My paph glanduliferum has passed away due to basal rot..:sob: It will be buried tomorrow morning an a tiny, secluded area of my garden. For obvious reasons, it shall not be cremated. Burning its remains is a no-no in order to reduce air pollution..... All are welcome to say your last goodbyes.....:evil: 

Btw, on a happier note, paph niveum and conco-bellatulum/wenshanense will be spiking soon. It is interesting to note that paph conco-bellatulum/ wenshanense grows and blooms very easily in the tropical lowlands of Malaysia, despite originating from the high mountains of Yunnan, China....


----------



## Heather (Dec 21, 2006)

Sorry for your loss. ity:


----------



## SlipperFan (Dec 21, 2006)

Always sad when a plant dies.

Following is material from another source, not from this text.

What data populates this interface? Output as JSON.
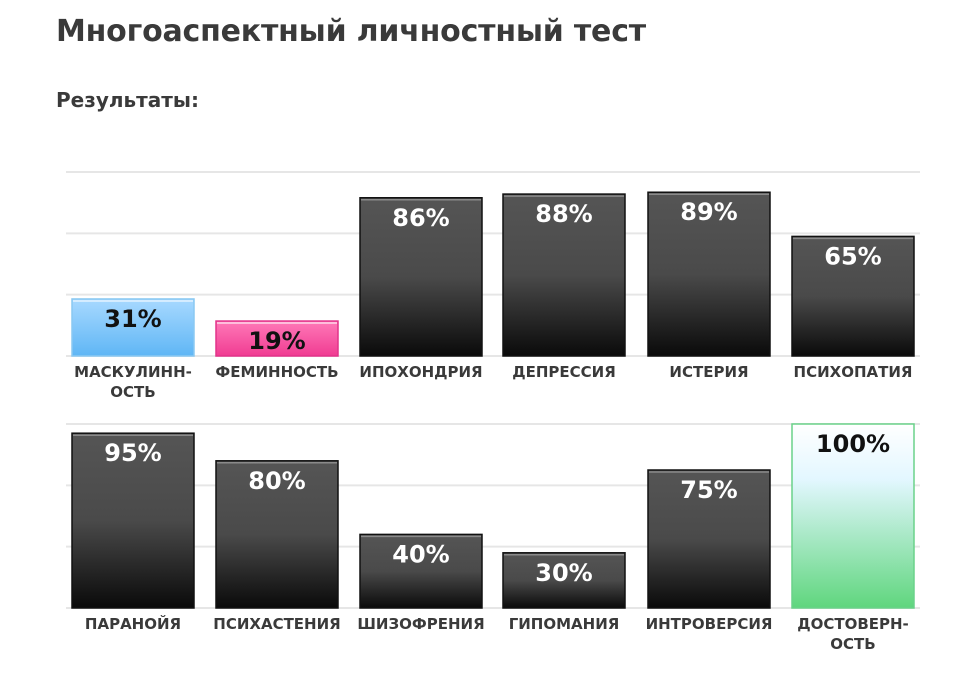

I think they are like pets.


----------



## smartie2000 (Dec 25, 2006)

ity: It's very unfortunate to loose a plant


----------



## joan (Jan 16, 2007)

So I guess you learned something from this experience right?? Can you share so the same thing doesn't happen to anyone else. oke:


----------



## paphioboy (Jan 16, 2007)

hi, joan! it was my mistake, actually... i thought that paph glanduliferum could stand as much sun as the other multifloras, so i put it in very bright sun... only a few days later, half of a growing fan had burnt, leaving ugly brown marks. well, as you can guess, it didn't heal even though i cut off the affected parts and placed it in a much shadier area.... oh, well... i guess we grow n we learn.....


----------



## bwester (Jan 16, 2007)

should've used some of lance's herbal tiger penis, works every time and only $9.99


----------



## kentuckiense (Jan 16, 2007)

bwester said:


> should've used some of lance's herbal tiger penis, works every time and only $9.99



You're still harping on that?


----------



## NYEric (Jan 17, 2007)

bwester said:


> should've used some of lance's herbal tiger penis, works every time and only $9.99


Well I used some of the treatment from Lance/Gonewild on a Cam's Cloud that wasn't doing too well and it seems to be coming back so we'll see! :wink:


----------



## IdahoOrchid (Jan 17, 2007)

bwester said:


> herbal tiger penis


Poor tiger!!!!:sob:


----------